Les contract managers doivent ainsi prendre en compte, à chaque stade du cycle de vie d’un contrat, une probabilité d’occurence raisonnable pour la survenance d’un aléa quel qu’il soit. Ce relèvement du niveau de probabilité doit également s’accompagner d’une rédaction des contrats incluant des mécanismes favorisant la coopération, l’agilité, afin de faire face efficacement à ces aléas.
iv. Repenser les processus et modèles standard pour les adapter au contexte
Nous avons récemment rédigé un article qui explique pourquoi les modèles de contrats sont souvent une mauvaise idée. Cette étude illustre nos propos puisqu’elle met en avant les préoccupations et enjeux différents selon la taille, le pays ou encore le secteur d’activité des cocontractants.
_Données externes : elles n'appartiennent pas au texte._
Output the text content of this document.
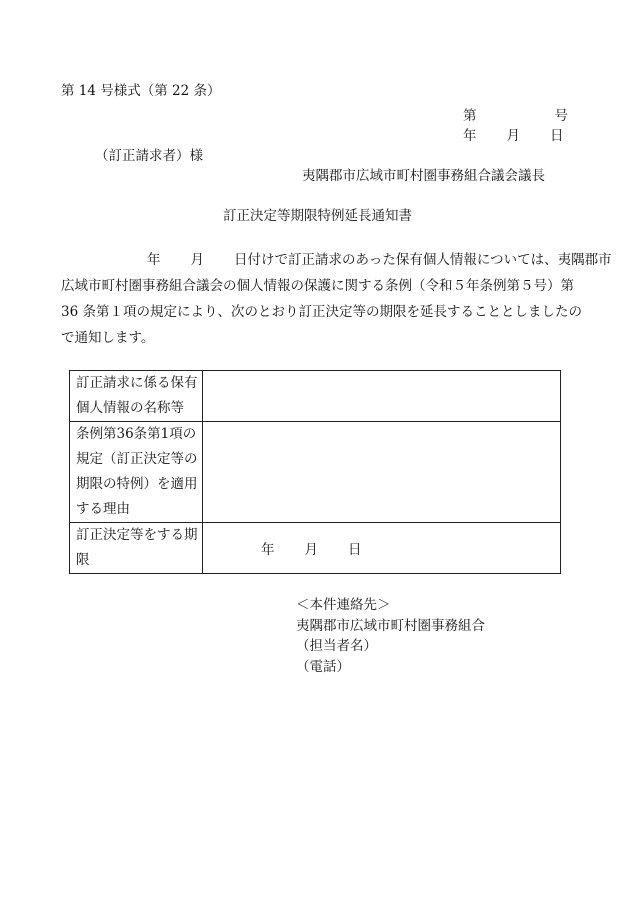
第 14 号様式（第 22 条）
第	号
年 月 日
（訂正請求者）様
夷隅郡市広域市町村圏事務組合議会議長
訂正決定等期限特例延長通知書

年 月 日付けで訂正請求のあった保有個人情報については、夷隅郡市

広域市町村圏事務組合議会の個人情報の保護に関する条例（令和５年条例第５号）第

36 条第１項の規定により、次のとおり訂正決定等の期限を延長することとしましたの

で通知します。

訂正請求に係る保有
個人情報の名称等	

条例第36条第1項の
規定（訂正決定等の
期限の特例）を適用
する理由	

訂正決定等をする期
限	年 月 日
＜本件連絡先＞
夷隅郡市広域市町村圏事務組合
（担当者名）
（電話）
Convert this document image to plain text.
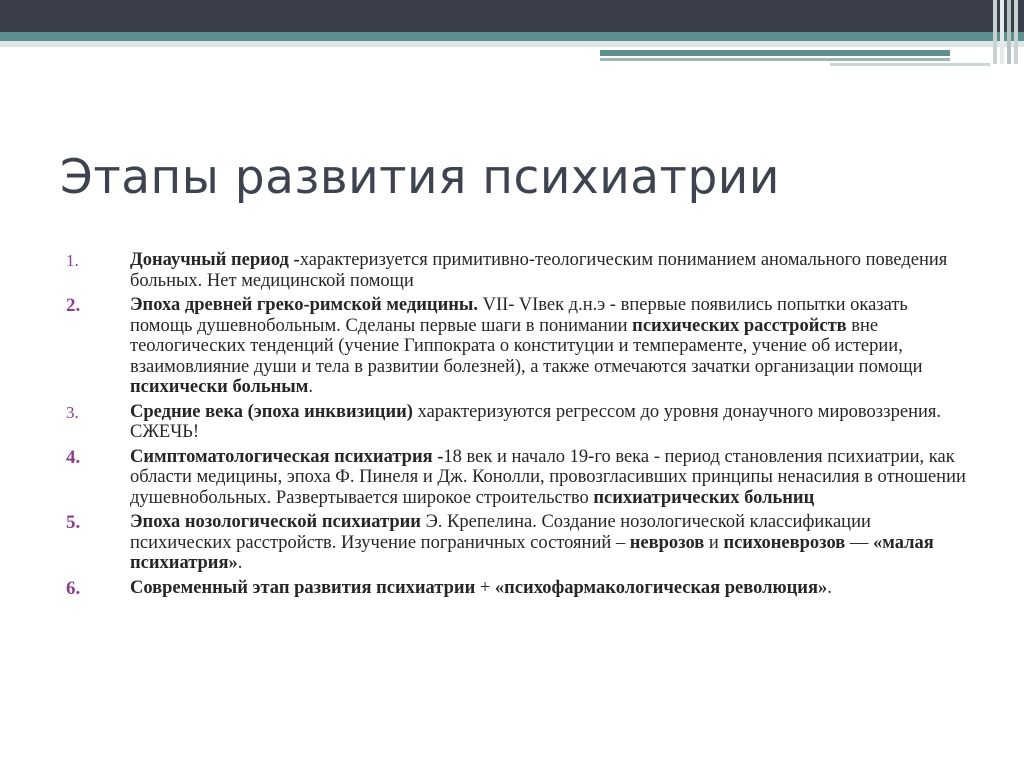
Этапы развития психиатрии
1.	Донаучный период -характеризуется примитивно-теологическим пониманием аномального поведения больных. Нет медицинской помощи
2.	Эпоха древней греко-римской медицины. VII- VIвек д.н.э - впервые появились попытки оказать помощь душевнобольным. Сделаны первые шаги в понимании психических расстройств вне теологических тенденций (учение Гиппократа о конституции и темпераменте, учение об истерии, взаимовлияние души и тела в развитии болезней), а также отмечаются зачатки организации помощи психически больным.
3.	Средние века (эпоха инквизиции) характеризуются регрессом до уровня донаучного мировоззрения. СЖЕЧЬ!
4.	Симптоматологическая психиатрия -18 век и начало 19-го века - период становления психиатрии, как области медицины, эпоха Ф. Пинеля и Дж. Конолли, провозгласивших принципы ненасилия в отношении душевнобольных. Развертывается широкое строительство психиатрических больниц
5.	Эпоха нозологической психиатрии Э. Крепелина. Создание нозологической классификации психических расстройств. Изучение пограничных состояний – неврозов и психоневрозов –– «малая психиатрия».
6.	Современный этап развития психиатрии + «психофармакологическая революция».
S’ils demeurent des outils de travail intéressants, les templates, processus et autres corporate guidelines sont ainsi à manier avec précaution et à challenger au regard du contexte, du projet et du.des cocontractant.s. Aussi, plutôt que de vouloir tout formaliser, tout encadrer et codifier au sein des organisations, il est recommandé :
- de former et sensibiliser un maximum de parties prenantes au contract management ;
- de formaliser des bonnes pratiques, usages et processus permettant de fluidifier et clarifier des méthodes de travail ;
- de laisser de l’agilité (du « slack ») au contract manager peut permettre de gagner en temps et en efficacité dans la négociation, dans l’exécution et plus généralement à chaque étape du cycle de vie des contrats.